Many of the drugs commonly used for this procedure are already marketed in Canada, and are prescribed for common purposes, such as:

  • nausea
  • pain control
  • anaesthesia 

As the regulator of drug products, Health Canada will work with partners, as appropriate, to help facilitate access to drugs for medical assistance in dying.

How governments work together

The federal government makes the criminal law. The new legislation on medical assistance in dying will become part of the Criminal Code. It states that medical assistance in dying is not a criminal offence when it is provided according to the conditions and safeguards in the law.

Provinces and territories must follow this new criminal law. However, they can create their own health-related laws or additional rules as long as they are consistent with what is in the criminal law. As long as these rules are within provincial power, they may address health and other aspects of medical assistance in dying, such as:

  • the use of specific forms to fill out
  • special medical training to provide the service
  • how information and data on the service are collected
  • rules or requirements for either type of medical assistance in dying

At the moment, the only province that has a specific law in place is Quebec. If you have questions about the law in your province or territory, you should consult their resources.
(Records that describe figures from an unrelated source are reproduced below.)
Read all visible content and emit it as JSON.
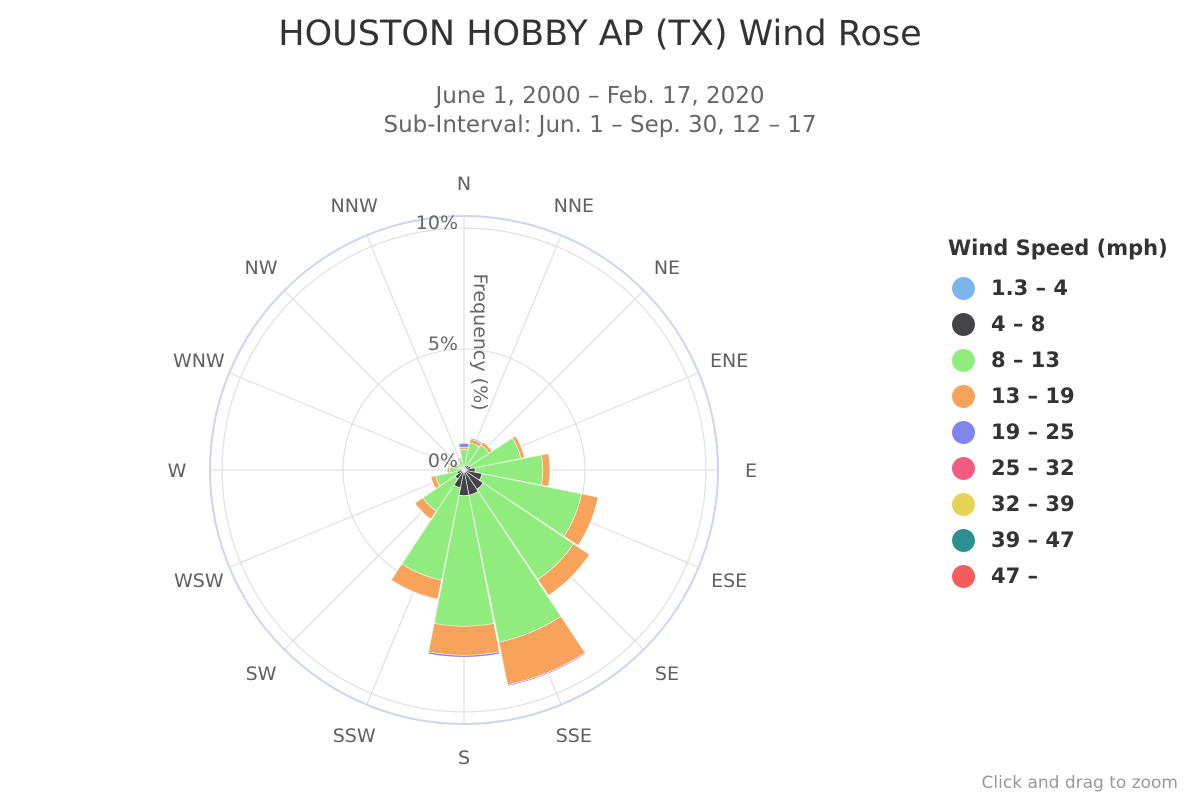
{
  "title": "HOUSTON HOBBY AP (TX) Wind Rose",
  "subtitle_lines": [
    "June 1, 2000 – Feb. 17, 2020",
    "Sub-Interval: Jun. 1 – Sep. 30, 12 – 17"
  ],
  "zoom_hint": "Click and drag to zoom",
  "chart_data": {
    "type": "windrose",
    "radial_axis_label": "Frequency (%)",
    "radial_ticks": [
      "0%",
      "5%",
      "10%"
    ],
    "radial_range": [
      0,
      10.5
    ],
    "grid": true,
    "legend_position": "right",
    "directions": [
      "N",
      "NNE",
      "NE",
      "ENE",
      "E",
      "ESE",
      "SE",
      "SSE",
      "S",
      "SSW",
      "SW",
      "WSW",
      "W",
      "WNW",
      "NW",
      "NNW"
    ],
    "legend": {
      "title": "Wind Speed (mph)",
      "items": [
        {
          "label": "1.3 – 4",
          "color": "#7cb5ec"
        },
        {
          "label": "4 – 8",
          "color": "#434348"
        },
        {
          "label": "8 – 13",
          "color": "#90ed7d"
        },
        {
          "label": "13 – 19",
          "color": "#f7a35c"
        },
        {
          "label": "19 – 25",
          "color": "#8085e9"
        },
        {
          "label": "25 – 32",
          "color": "#f15c80"
        },
        {
          "label": "32 – 39",
          "color": "#e4d354"
        },
        {
          "label": "39 – 47",
          "color": "#2b908f"
        },
        {
          "label": "47 –",
          "color": "#f45b5b"
        }
      ]
    },
    "series": [
      {
        "name": "1.3 – 4",
        "values": [
          0.05,
          0.05,
          0.05,
          0.05,
          0.06,
          0.06,
          0.06,
          0.06,
          0.06,
          0.05,
          0.05,
          0.05,
          0.05,
          0.04,
          0.04,
          0.04
        ]
      },
      {
        "name": "4 – 8",
        "values": [
          0.1,
          0.15,
          0.2,
          0.25,
          0.4,
          0.7,
          0.9,
          1.0,
          1.0,
          0.7,
          0.4,
          0.25,
          0.15,
          0.1,
          0.08,
          0.08
        ]
      },
      {
        "name": "8 – 13",
        "values": [
          0.7,
          0.95,
          1.0,
          2.1,
          2.8,
          4.2,
          4.5,
          6.2,
          5.4,
          3.9,
          1.6,
          0.9,
          0.4,
          0.3,
          0.2,
          0.3
        ]
      },
      {
        "name": "13 – 19",
        "values": [
          0.1,
          0.15,
          0.15,
          0.15,
          0.3,
          0.7,
          0.8,
          1.8,
          1.2,
          0.8,
          0.4,
          0.2,
          0.1,
          0.05,
          0.05,
          0.05
        ]
      },
      {
        "name": "19 – 25",
        "values": [
          0.15,
          0.05,
          0.02,
          0.02,
          0.02,
          0.02,
          0.02,
          0.05,
          0.08,
          0.03,
          0.02,
          0.02,
          0.01,
          0.01,
          0.01,
          0.05
        ]
      },
      {
        "name": "25 – 32",
        "values": [
          0,
          0,
          0,
          0,
          0,
          0,
          0,
          0,
          0,
          0,
          0,
          0,
          0,
          0,
          0,
          0
        ]
      },
      {
        "name": "32 – 39",
        "values": [
          0,
          0,
          0,
          0,
          0,
          0,
          0,
          0,
          0,
          0,
          0,
          0,
          0,
          0,
          0,
          0
        ]
      },
      {
        "name": "39 – 47",
        "values": [
          0,
          0,
          0,
          0,
          0,
          0,
          0,
          0,
          0,
          0,
          0,
          0,
          0,
          0,
          0,
          0
        ]
      },
      {
        "name": "47 –",
        "values": [
          0,
          0,
          0,
          0,
          0,
          0,
          0,
          0,
          0,
          0,
          0,
          0,
          0,
          0,
          0,
          0
        ]
      }
    ]
  }
}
Comparison to Quebec's law

Key differences between the federal law and Quebec's law are as follows.

The changes to the Criminal Code allow both voluntary euthanasia and assisted suicide. Quebec's law only permits voluntary euthanasia.

There are also differences about who is eligible. For instance, under the new provisions of the Criminal Code, the unbearable suffering must be caused by a medical condition. This is not a strict requirement under Quebec's law.

Also, Quebec's law requires the patient to be "at the end of life." The Criminal Code indicates that medical assistance in dying can be provided to someone whose death is "reasonably foreseeable." There is not a required time frame before death occurs.

Additional commitments

The federal government is committed to supporting the end-of-life care needs of Canadians. We will:

  • establish a process for monitoring (the collection of information) and reporting on medical assistance in dying
  • help Canadians find the services they need
  • respect the rights of health care providers who refuse to provide the service based on their beliefs and values
  • facilitate access to palliative and end-of-life care

Monitoring is important to give Canadians a clear picture of how the legislation is working. It helps Canadians understand the impact of the legislation. This could include information about:

  • the types of medical conditions that motivate requests
  • whether the safeguards in the law are working as intended
  • demographic information about people who request the service
  • whether there are regional differences in how the service is carried out across Canada
  • the number of requests made for medical assistance in dying (approved and not approved)

The federal government is working with provinces and territories on the parameters of the regulations to help us gather and analyze this type of information. It will also establish a temporary reporting system until a permanent process is developed.

These regulations will also respect and protect the privacy and confidentiality of the patients and providers that are involved in medical assistance in dying.

The federal government is working with provinces and territories to support access and referrals to medical assistance in dying and end-of-life care across Canada.

Your health care provider may choose not to participate in medical assistance in dying because of their values or beliefs. If so, refer to the available provincial and territorial contact information for this service and other end-of-life care options.

Canadians have been united in their calls for better palliative and end-of-life care services. This is something the federal government also strongly supports. As part of a multi-year Health Accord, the federal government has committed to providing $3 billion over 4 years to improve home care, including palliative care.